Friday, October 05, 2007

When a US President called our nation to repentance


Abraham Lincoln was probably our greatest president, according to many historians and many ordinary Americans. He led the US during a time of unprecedented division and bloodshed. He was not afraid to take unpopular stands, and he held to his convictions, which were often based upon the Bible.

During the Civil War, Lincoln wrote a speech that was just as important as the Gettysburg Address. It was a speech written for a national fast-day, a day which Lincoln designated and set apart for the nation. Here are the words of this speech on April 30, 1863.

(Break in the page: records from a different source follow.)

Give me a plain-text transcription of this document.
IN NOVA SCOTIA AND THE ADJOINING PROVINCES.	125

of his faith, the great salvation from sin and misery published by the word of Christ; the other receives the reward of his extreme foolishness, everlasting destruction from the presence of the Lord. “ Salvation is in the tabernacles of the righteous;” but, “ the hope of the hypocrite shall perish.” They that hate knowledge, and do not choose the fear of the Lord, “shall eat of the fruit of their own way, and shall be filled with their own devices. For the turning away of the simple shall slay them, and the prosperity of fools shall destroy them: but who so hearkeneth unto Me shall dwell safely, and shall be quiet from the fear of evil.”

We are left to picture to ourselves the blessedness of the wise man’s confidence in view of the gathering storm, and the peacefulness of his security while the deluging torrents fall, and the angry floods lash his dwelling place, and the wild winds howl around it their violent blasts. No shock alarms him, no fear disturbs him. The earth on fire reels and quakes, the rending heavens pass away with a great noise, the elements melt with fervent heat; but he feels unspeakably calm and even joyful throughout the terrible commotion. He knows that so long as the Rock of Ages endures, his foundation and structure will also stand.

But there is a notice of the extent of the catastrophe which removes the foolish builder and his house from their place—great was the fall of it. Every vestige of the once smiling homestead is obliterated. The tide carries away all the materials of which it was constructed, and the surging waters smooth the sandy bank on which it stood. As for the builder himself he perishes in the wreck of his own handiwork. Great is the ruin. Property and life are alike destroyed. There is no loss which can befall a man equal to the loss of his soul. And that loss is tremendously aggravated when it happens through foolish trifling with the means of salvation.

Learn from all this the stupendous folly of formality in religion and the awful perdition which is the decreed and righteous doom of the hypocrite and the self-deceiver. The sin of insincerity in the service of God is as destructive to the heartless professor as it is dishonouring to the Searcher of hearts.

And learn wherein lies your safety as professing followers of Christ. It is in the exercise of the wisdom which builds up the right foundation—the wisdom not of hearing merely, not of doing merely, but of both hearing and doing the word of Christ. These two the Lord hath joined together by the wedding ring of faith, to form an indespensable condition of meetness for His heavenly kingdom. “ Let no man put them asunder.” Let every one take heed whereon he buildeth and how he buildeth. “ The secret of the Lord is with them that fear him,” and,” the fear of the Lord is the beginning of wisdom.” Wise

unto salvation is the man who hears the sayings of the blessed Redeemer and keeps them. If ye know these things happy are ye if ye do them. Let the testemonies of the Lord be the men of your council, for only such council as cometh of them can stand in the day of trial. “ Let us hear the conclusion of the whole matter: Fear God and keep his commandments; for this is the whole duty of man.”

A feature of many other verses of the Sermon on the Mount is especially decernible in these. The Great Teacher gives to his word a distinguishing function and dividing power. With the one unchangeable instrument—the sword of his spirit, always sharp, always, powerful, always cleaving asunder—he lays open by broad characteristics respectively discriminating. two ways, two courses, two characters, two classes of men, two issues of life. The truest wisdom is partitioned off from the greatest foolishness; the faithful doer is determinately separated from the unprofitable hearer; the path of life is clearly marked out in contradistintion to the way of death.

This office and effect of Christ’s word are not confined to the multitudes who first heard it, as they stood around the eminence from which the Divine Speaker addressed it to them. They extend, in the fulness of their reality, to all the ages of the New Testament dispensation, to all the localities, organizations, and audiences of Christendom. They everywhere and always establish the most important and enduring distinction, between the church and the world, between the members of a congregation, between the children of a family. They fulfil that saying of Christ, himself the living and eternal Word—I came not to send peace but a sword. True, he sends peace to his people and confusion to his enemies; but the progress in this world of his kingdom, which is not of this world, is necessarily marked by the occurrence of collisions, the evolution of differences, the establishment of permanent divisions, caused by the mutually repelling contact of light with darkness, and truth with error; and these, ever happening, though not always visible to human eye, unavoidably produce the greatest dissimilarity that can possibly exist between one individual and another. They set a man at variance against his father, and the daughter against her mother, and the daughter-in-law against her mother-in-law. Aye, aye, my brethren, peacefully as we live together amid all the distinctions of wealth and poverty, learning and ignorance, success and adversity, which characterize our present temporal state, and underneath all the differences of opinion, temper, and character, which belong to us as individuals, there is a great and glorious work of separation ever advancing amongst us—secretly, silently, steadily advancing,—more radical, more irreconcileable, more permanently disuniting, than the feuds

“It is the duty of nations as well as of men to own their dependence upon the overruling power of God; to confess their sins and transgressions in humble sorrow, yet with assured hope that genuine repentance will lead to mercy and pardon; and to recognize the sublime truth announced in the Holy Scriptures and proven by all history, that those nations only are blessed whose God is the Lord.

“The awful calamity of civil war which now desolates the land may be but a punishment inflicted upon us for our presumptuous sins, to the needful end of our national reformation as a whole people.

Intoxicated with unbroken success, we have become too self-sufficient to feel the necessity, too proud to pray to the God that made us.
“It behooves us, then, to humble ourselves before the offended Power, to confess our national sins, and to pray for clemency and forgiveness.”

What do you think of Lincoln's speech? How do his words compare to political speeches today?